Por outro lado, vários estudos científicos já estão mostrando que, por causa do aquecimento acelerado da atmosfera, as florestas tropicais estão passando da condição de sumidouros para emissoras de carbono. Com isso, a soma total das emissões anuais de CO2 tenderia a aumentar ainda mais rapidamente. Para piorar, há uma crescente concordância na comunidade científica de que as florestas estão se tornando mais combustíveis e que grandes incêndios florestais vão continuar ocorrendo e em número e intensidade cada vez maiores.
Diante deste contexto fático, voltemos então às chances da COP30 não ser um fracasso completo. Eu diria que as chances são agora negativas. Um elemento que garante isso é que cerca de um mês do início do evento, apenas 87 delegações já confirmaram ter hospedagens garantidas em Belém. Além disso, há que se lembrar que até o momento apenas 162 países confirmaram presença na COP30, um número abaixo do que ocorreu na COP21 realizada em Paris quando 190 países estiveram presentes. Assim, o que temos diante de nós é um abandono tácito desta arena de debates em prol de um compromisso explicito com a aceleração do modelo de economia fóssil que está na raiz dos problemas que as COPs nunca sequer arranharam.
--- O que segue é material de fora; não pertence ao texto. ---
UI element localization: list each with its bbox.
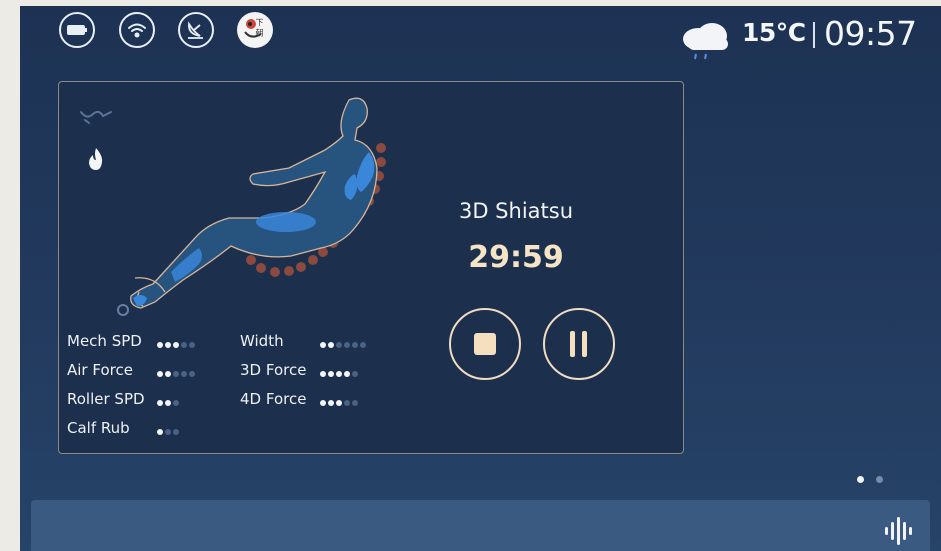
level-dot <box>189 371 195 377</box>
level-dot <box>173 400 179 406</box>
4d-force-label: 4D Force <box>240 390 307 408</box>
flame-icon[interactable] <box>85 146 107 176</box>
3d-force-label: 3D Force <box>240 361 307 379</box>
mascot-badge-text: 下 朝 <box>255 18 264 37</box>
stop-button[interactable] <box>449 308 521 380</box>
mascot-badge-icon[interactable]: 下 朝 <box>237 12 273 48</box>
level-dot <box>173 342 179 348</box>
level-dot <box>320 400 326 406</box>
level-dot <box>165 400 171 406</box>
level-dot <box>344 400 350 406</box>
level-dot <box>181 342 187 348</box>
level-dot <box>165 371 171 377</box>
level-dot <box>360 342 366 348</box>
level-dot <box>336 342 342 348</box>
level-dot <box>165 429 171 435</box>
level-dot <box>173 429 179 435</box>
level-dot <box>328 342 334 348</box>
body-massage-diagram <box>111 92 411 326</box>
massage-status-panel: Mech SPD Air Force Roller SPD Calf Rub W… <box>58 81 684 454</box>
screen: 下 朝 15°C 09:57 Mech SPD Air Force Roller… <box>20 6 941 551</box>
level-dot <box>165 342 171 348</box>
level-dot <box>157 429 163 435</box>
program-name: 3D Shiatsu <box>458 199 574 223</box>
width-label: Width <box>240 332 284 350</box>
level-dot <box>157 400 163 406</box>
page-indicator-2[interactable] <box>876 476 883 483</box>
voice-waveform-icon[interactable] <box>884 516 912 550</box>
pause-button[interactable] <box>543 308 615 380</box>
roller-spd-label: Roller SPD <box>67 390 145 408</box>
zero-gravity-icon[interactable] <box>79 106 113 130</box>
air-force-label: Air Force <box>67 361 133 379</box>
temperature: 15°C <box>742 18 806 47</box>
level-dot <box>320 371 326 377</box>
battery-icon[interactable] <box>59 12 95 48</box>
mech-spd-label: Mech SPD <box>67 332 142 350</box>
bottom-bar <box>31 500 930 551</box>
level-dot <box>336 400 342 406</box>
level-dot <box>173 371 179 377</box>
divider <box>813 22 815 48</box>
satellite-dish-icon[interactable] <box>178 12 214 48</box>
page-indicator-1[interactable] <box>857 476 864 483</box>
level-dot <box>352 342 358 348</box>
level-dot <box>328 400 334 406</box>
level-dot <box>336 371 342 377</box>
level-dot <box>320 342 326 348</box>
level-dot <box>328 371 334 377</box>
level-dot <box>181 371 187 377</box>
level-dot <box>352 371 358 377</box>
clock: 09:57 <box>824 14 917 53</box>
level-dot <box>189 342 195 348</box>
cloud-rain-icon <box>676 16 734 64</box>
level-dot <box>344 371 350 377</box>
stop-icon <box>474 333 496 355</box>
calf-rub-label: Calf Rub <box>67 419 130 437</box>
wifi-icon[interactable] <box>119 12 155 48</box>
level-dot <box>157 371 163 377</box>
level-dot <box>352 400 358 406</box>
remaining-timer: 29:59 <box>468 240 564 275</box>
level-dot <box>157 342 163 348</box>
level-dot <box>344 342 350 348</box>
Recentemente fui perguntado por uma ativista ambiental se valeria a pena ir para Belém para participar dos eventos paralelos que ocorrerão durante a COP30. Eu respondi que dados os custos elevados de transporte e hospedagem e a futilidade que é dar uma roupagem cívica à COP30, o melhor seria apostar em eventos locais que ocorrerão em diversos estados brasileiros que formam uma espécie de anti-COPs. Um exemplo é o “Encontro Anticapitalista pelo Clima e pelo fim dos Genocídios” que deverá ocorrer na cidade do Rio de Janeiro entre 20 e 23 de novembro sob os auspícios de ativistas ambientais, cientistas e organizações de esquerda. Considero que este tipo de evento deverá gerar mecanismos de organização muito mais sólidos e efetivos do que qualquer coisa que seja decidido em Belém. É que seguir apostando nas soluções propostas por quem está na raiz do problema já se mostrou um completo e rotundo fracasso.
A saída para o colapso climático que se avizinha terá de ser inevitavelmente pela esquerda. Afinal de contas, como disse e escreveu a física e filósofa alemã e membro do IPCC, Friederike Otto, a crise climática envolve questões de gênero, raça e classe. Assim, quanto antes a luta climática se der nesses termos, maiores serão as nossas chances de enfrentar o futuro que se avizinha.